Você vai me deixar sozinha com o seu pai? Eu não vou aguentar”. Ou seria assim,
ou não seria nada. Nenhuma ruptura é prudente e aceitável, pelo menos para quem
fica. Uma légua e meia de caminhada me fez titubear. Se houvesse carro, ou
qualquer transporte veloz, não teria tempo de pensar no fracasso. Tia
Bernardina me esperava em Quixadá, para, logo, me despachar na rodoviária e me
apresentar, como disse, “às bonanças de uma vida nova”. Ela atuava como um
desses coiotes que fazem a travessia aos Estados Unidos. Pode acreditar, ela
recebia para isso. Eu tive que liberar cerca de quatrocentos reais, dinheiro de
hoje – a minha economia de uma vida inteira de pobreza –, para que ela
comprasse as passagens e me arranjasse um lugar para ficar na cidade encantada,
Fortaleza. De lá, eu não sabia nada, só que a vivência seria de muito trabalho,
se quisesse mesmo sobreviver; senão, seria atropelado e morto pela realidade.

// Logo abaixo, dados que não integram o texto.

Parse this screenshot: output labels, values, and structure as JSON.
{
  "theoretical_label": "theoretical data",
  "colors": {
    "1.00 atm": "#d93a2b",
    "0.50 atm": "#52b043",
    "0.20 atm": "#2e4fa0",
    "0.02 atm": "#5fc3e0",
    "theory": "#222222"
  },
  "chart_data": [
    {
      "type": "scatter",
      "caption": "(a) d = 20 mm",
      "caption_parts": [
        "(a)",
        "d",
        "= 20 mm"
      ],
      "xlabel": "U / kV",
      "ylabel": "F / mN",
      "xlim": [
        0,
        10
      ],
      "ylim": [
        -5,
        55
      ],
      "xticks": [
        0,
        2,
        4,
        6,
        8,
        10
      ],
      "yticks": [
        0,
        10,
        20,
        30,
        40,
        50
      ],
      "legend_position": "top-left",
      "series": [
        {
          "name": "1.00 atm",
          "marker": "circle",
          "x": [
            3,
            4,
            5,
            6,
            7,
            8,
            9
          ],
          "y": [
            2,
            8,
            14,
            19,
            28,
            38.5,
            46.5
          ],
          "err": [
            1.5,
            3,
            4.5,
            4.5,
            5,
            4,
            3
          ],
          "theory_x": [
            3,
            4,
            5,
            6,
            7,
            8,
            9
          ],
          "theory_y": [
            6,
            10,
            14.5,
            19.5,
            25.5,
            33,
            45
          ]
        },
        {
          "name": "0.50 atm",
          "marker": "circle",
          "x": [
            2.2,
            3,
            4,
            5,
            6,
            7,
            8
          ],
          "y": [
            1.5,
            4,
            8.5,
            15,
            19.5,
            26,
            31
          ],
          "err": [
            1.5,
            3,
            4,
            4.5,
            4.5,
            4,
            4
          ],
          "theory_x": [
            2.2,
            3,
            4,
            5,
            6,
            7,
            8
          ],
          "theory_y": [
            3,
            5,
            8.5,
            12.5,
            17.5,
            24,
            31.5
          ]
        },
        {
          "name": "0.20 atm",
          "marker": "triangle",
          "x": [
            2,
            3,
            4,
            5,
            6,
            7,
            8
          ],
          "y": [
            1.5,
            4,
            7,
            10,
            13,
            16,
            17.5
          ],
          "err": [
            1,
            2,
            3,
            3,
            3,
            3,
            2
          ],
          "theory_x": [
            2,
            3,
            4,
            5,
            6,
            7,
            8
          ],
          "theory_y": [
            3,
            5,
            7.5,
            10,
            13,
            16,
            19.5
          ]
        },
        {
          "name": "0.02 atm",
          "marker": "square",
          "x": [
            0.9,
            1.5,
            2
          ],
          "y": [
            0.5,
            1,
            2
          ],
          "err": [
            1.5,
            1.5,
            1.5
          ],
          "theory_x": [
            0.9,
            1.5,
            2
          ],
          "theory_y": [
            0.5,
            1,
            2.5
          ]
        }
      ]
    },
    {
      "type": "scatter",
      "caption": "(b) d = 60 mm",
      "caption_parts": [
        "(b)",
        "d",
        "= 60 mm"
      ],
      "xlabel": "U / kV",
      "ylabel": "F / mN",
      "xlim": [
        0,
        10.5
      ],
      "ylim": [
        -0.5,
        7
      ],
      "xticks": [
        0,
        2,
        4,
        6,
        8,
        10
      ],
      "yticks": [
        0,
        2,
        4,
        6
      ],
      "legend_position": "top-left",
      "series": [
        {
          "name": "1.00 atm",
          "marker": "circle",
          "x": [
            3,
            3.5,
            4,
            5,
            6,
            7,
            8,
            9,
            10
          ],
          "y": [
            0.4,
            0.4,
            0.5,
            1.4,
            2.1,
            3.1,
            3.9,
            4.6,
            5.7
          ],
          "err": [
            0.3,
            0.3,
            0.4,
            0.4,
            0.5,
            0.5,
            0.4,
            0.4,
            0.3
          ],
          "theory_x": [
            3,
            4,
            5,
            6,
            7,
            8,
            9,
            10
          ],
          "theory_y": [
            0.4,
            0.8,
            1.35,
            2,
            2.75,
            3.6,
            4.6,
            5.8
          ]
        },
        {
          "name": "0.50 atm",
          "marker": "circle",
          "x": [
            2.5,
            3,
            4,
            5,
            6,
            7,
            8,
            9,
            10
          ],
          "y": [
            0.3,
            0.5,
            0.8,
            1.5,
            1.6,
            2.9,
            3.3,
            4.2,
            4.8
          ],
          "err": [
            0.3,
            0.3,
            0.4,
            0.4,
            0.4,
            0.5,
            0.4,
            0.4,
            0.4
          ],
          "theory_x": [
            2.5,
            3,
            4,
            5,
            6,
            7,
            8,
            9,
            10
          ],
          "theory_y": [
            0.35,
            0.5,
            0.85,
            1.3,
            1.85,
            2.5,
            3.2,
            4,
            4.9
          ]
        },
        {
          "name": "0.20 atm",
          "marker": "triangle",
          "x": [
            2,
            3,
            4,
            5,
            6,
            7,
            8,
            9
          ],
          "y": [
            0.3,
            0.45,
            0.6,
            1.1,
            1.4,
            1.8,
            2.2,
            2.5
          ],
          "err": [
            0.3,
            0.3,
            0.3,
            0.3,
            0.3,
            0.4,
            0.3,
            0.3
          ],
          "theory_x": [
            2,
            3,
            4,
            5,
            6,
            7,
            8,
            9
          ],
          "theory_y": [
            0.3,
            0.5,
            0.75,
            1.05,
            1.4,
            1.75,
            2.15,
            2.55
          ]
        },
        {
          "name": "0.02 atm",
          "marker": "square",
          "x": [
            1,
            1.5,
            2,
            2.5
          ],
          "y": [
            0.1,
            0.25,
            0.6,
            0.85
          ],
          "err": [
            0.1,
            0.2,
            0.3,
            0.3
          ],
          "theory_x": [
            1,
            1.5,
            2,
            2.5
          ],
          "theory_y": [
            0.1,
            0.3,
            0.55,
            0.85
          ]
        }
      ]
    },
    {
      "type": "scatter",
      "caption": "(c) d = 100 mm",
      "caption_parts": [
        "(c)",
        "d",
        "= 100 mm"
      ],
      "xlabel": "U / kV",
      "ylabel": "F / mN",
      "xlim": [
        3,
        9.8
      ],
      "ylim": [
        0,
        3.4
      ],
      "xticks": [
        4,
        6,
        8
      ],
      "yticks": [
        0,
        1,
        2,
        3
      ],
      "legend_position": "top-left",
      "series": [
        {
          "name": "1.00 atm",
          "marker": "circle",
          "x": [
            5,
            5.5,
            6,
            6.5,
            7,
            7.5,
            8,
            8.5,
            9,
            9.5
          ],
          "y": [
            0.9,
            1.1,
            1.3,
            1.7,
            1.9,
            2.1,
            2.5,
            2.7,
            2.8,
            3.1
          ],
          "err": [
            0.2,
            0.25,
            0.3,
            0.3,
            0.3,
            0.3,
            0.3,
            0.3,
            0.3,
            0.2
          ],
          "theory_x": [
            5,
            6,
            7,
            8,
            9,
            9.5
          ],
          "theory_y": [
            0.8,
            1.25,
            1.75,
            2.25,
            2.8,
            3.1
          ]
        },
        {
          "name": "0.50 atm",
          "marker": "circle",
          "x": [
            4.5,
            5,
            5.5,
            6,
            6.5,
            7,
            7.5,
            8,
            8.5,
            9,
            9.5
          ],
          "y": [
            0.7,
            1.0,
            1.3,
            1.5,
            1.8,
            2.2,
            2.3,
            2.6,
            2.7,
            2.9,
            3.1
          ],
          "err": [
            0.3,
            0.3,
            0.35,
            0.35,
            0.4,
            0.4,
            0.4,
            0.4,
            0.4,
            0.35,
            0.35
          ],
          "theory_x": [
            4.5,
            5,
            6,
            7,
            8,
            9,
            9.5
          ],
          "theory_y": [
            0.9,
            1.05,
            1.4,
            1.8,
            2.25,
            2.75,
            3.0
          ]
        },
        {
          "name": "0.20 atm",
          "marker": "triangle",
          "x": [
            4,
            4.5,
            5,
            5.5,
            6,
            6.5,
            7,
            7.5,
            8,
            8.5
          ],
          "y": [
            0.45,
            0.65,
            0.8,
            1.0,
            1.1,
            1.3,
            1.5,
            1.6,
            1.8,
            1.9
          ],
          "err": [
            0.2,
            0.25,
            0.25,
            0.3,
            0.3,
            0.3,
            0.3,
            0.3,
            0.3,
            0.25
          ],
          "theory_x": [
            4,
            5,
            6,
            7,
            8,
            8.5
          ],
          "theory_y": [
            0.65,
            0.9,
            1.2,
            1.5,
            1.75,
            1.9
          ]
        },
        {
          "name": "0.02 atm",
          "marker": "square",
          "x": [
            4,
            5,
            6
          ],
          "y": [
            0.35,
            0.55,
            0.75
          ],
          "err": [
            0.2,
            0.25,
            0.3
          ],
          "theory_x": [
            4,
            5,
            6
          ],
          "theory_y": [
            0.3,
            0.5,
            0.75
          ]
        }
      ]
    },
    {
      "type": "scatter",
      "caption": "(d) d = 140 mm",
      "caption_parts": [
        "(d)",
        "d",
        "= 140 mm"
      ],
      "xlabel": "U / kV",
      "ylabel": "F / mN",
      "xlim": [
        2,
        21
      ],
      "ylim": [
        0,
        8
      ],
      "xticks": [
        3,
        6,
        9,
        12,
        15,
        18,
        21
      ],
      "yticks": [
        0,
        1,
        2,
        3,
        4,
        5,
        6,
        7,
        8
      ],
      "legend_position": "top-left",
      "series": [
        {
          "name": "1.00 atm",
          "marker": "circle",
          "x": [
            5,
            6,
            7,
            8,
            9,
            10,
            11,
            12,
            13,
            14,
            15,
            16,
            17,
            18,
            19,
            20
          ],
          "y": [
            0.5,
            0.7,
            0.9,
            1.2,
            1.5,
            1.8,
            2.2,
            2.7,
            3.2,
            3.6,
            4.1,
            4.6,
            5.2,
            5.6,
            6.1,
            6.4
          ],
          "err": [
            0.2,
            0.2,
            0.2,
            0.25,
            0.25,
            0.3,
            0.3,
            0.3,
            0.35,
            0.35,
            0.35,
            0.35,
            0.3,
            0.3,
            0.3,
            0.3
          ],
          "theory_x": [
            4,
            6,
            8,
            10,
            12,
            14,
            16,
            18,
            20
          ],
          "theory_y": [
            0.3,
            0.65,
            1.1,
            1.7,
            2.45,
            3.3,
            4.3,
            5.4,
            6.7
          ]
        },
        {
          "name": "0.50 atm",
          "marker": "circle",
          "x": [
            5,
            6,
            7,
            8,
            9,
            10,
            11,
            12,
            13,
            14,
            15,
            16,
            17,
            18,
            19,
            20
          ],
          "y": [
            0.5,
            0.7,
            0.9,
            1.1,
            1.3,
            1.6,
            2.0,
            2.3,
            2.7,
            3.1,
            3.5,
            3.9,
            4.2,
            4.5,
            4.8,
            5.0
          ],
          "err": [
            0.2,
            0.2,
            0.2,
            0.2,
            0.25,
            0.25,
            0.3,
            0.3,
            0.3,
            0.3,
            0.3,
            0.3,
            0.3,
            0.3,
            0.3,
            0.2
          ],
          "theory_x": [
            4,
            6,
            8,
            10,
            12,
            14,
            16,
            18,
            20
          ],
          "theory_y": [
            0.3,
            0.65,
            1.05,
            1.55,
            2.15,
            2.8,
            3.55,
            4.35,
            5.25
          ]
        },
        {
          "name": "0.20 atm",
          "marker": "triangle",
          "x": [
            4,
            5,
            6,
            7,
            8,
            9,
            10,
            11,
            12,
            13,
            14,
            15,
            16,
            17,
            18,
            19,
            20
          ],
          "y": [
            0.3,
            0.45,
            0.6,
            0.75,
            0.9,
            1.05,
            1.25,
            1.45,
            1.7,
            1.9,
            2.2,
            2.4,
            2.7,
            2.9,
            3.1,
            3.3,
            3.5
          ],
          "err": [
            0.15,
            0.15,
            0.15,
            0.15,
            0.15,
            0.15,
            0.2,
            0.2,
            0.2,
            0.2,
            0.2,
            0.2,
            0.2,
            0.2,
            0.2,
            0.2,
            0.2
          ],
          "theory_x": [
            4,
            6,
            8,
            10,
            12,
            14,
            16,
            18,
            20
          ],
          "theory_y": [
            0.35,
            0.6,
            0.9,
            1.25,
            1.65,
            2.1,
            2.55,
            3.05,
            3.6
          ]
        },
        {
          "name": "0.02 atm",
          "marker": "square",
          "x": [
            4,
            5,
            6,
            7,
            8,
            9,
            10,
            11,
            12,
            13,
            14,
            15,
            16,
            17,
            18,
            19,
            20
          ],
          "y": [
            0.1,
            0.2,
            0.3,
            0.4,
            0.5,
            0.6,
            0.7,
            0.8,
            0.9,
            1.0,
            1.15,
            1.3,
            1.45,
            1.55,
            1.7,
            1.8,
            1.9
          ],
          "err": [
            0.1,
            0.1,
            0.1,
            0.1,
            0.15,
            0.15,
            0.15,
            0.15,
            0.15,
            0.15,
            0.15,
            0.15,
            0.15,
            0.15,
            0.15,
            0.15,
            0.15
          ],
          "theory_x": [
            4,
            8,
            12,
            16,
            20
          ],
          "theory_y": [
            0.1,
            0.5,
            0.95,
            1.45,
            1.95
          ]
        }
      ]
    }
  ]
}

Em 25 de março de 1980, cheguei abobalhado e feliz. Botei o pé direito no solo
sagrado e me benzi. Um senhor corpulento, de nome Inácio, me levou para a rua
Princesa Isabel, no centro da cidade. Na viagem, ele largou duas palavras no
meu peito: “Você é louco, rapaz?!”; “Fortaleza está um caos!”. Ou seja, uma
bela recepção, digna de um errante moribundo. Titia me alojou numa espécie de
pensionato, onde morava a senhora Liduína, uma velhota sem filhos e sem marido,
que alugava os cômodos para “cuidar” da vida dos fregueses, para ocupar o tempo
ocioso e ganhar um trocado para o dia a dia. A velha avarenta contava os pães
que eu comia; só eram permitidos, no máximo, dois por dia. A despesa da casa,
com alimentação, era dividida pelos quatro hóspedes; ela não pagava nada. “Menino,
é assim: sua tia pagou o primeiro mês, mas a partir de maio você deve pagar
cento e cinquenta reais [dinheiro de hoje], mais as despensas da casa, rateada
entre os quatro”. A soma dava, em média, duzentos e cinquenta reais por mês. De
entrada, arrumei um serviço de faz-tudo numa vendinha. Limpava, organizava as
mercadorias e fazia o trabalho que os gatos da vizinhança rejeitavam, o de
espantar os ratos – muitos. O pagamento era in natura e variável; havia
meses que eu recebia cem por semana, ou oitenta, e isso dependia do humor do patrão
espezinhador. Fui me forçando à adaptação, algo muito duro para quem não tem coisa
nenhuma. Como fazia falta o colo de mãe, o aconchego certo depois de um dia de
labuta… Resolvi estudar, por insistência da minha irmã Jandira, que já morava
em Fortaleza há pelo menos dez anos, casada, com filhos, que declarou, certa e
segura, que havia um jeito de se livrar da pressão a que estava submetido: virando
doutor. Apesar de não ter conseguido, ela disse que botava fé em mim. Estudava
à noite, correndo o risco, vez ou outra, de dormir no relento, pois que, se
chegasse depois das oito, a velha era capaz de me deixar do lado de fora.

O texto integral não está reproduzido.